1

I am using python (pydub) and I am trying to split an audio file when the sound changes and the sound is uniform. I really hate to post entire code but I have tried multiple options but without any success. In this method, it cuts but it will generate either part of the sound or avoid it and the sounds' length varies in the same sound file. You may found the first sound for 3 sec and the second sound for 5 seconds and so on. Kindly help me.

from pydub import AudioSegment
from pydub.silence import split_on_silence
import threading
import time


r = sr.Recognizer()

def worker(audio, silenceLen, silenceThresh, **kwargs):
    
    chunk = split_on_silence (audio, min_silence_len = silenceLen, silence_thresh = silenceThresh, keep_silence=keepSilence)
    
    if chunk != []:
        chunks.append({'Chunk':chunk,'SilenceThresh': silenceThresh, 'SilenceLen': silenceLen, 'keepSilence': keepSilence})

    threads.pop()
    return



def match_target_amplitude(aChunk, target_dBFS):
    ''' Normalize given audio chunk '''
    change_in_dBFS = target_dBFS - aChunk.dBFS
    return aChunk.apply_gain(change_in_dBFS)

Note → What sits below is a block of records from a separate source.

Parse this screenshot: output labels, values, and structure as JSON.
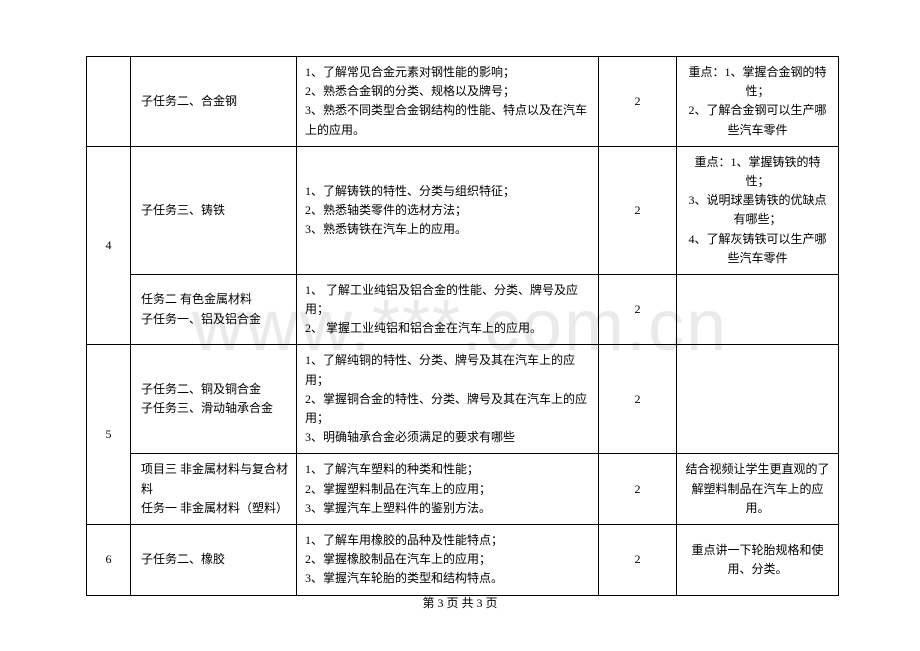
{
  "watermark": "www.***.com.cn",
  "footer": "第 3 页 共 3 页",
  "cols": {
    "c0": 44,
    "c1": 166,
    "c2": 302,
    "c3": 78,
    "c4": 162
  },
  "rows": [
    {
      "task": "子任务二、合金钢",
      "points": "1、了解常见合金元素对钢性能的影响；\n2、熟悉合金钢的分类、规格以及牌号；\n3、熟悉不同类型合金钢结构的性能、特点以及在汽车上的应用。",
      "hours": "2",
      "remark": "重点：1、掌握合金钢的特性；\n2、了解合金钢可以生产哪些汽车零件"
    },
    {
      "idx": "4",
      "idxRowspan": 2,
      "task": "子任务三、铸铁",
      "points": "1、了解铸铁的特性、分类与组织特征；\n2、熟悉轴类零件的选材方法；\n3、熟悉铸铁在汽车上的应用。",
      "hours": "2",
      "remark": "重点：1、掌握铸铁的特性；\n3、说明球墨铸铁的优缺点有哪些；\n4、了解灰铸铁可以生产哪些汽车零件"
    },
    {
      "task": "任务二  有色金属材料\n子任务一、铝及铝合金",
      "points": "1、  了解工业纯铝及铝合金的性能、分类、牌号及应用；\n2、  掌握工业纯铝和铝合金在汽车上的应用。",
      "hours": "2",
      "remark": ""
    },
    {
      "idx": "5",
      "idxRowspan": 2,
      "task": "子任务二、铜及铜合金\n子任务三、滑动轴承合金",
      "points": "1、了解纯铜的特性、分类、牌号及其在汽车上的应用；\n2、掌握铜合金的特性、分类、牌号及其在汽车上的应用；\n3、明确轴承合金必须满足的要求有哪些",
      "hours": "2",
      "remark": ""
    },
    {
      "task": "项目三  非金属材料与复合材料\n任务一  非金属材料（塑料）",
      "points": "1、了解汽车塑料的种类和性能；\n2、掌握塑料制品在汽车上的应用；\n3、掌握汽车上塑料件的鉴别方法。",
      "hours": "2",
      "remark": "结合视频让学生更直观的了解塑料制品在汽车上的应用。"
    },
    {
      "idx": "6",
      "idxRowspan": 1,
      "task": "子任务二、橡胶",
      "points": "1、了解车用橡胶的品种及性能特点；\n2、掌握橡胶制品在汽车上的应用；\n3、掌握汽车轮胎的类型和结构特点。",
      "hours": "2",
      "remark": "重点讲一下轮胎规格和使用、分类。"
    }
  ]
}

audio = AudioSegment.from_wav("Audio/Sample001/001/001000.wav")


threads = []

chunks = []

# My PC specs
max_num = 20
# EDIT: Forgot to add this 
keepSilence = 100

# Testing for better parameters
for silenceLen in range(1, 1000): # Can be changed
    if len(chunks) >= max_num:
            break
    for silenceThresh in range(-30, 30): # Can be changed
        t = threading.Thread(target=worker, kwargs={'audio': audio, 'silenceThresh': silenceThresh, 'silenceLen': silenceLen, 'keepSilence' : keepSilence})
        threads.append(t)
        t.start()
        while len(threads) == 50:
            print('Waiting')
            time.sleep(3)
        
        if len(chunks) >= max_num:
            break

# Saving the slices            
for data in chunks:
    num = 0
    for i, chunk in enumerate(data['Chunk']):
        silence_chunk = AudioSegment.silent(duration=0)
        audio_chunk = silence_chunk + chunk + silence_chunk
        normalized_chunk = match_target_amplitude(audio_chunk, -10.0)
        normalized_chunk.export(
            "Audio/Sample001/001/chunk/{}.wav".format(str(i + num).zfill(3)),
            bitrate = "192k",
            format = "wav"
        )
    
    num+=1

0 Answers0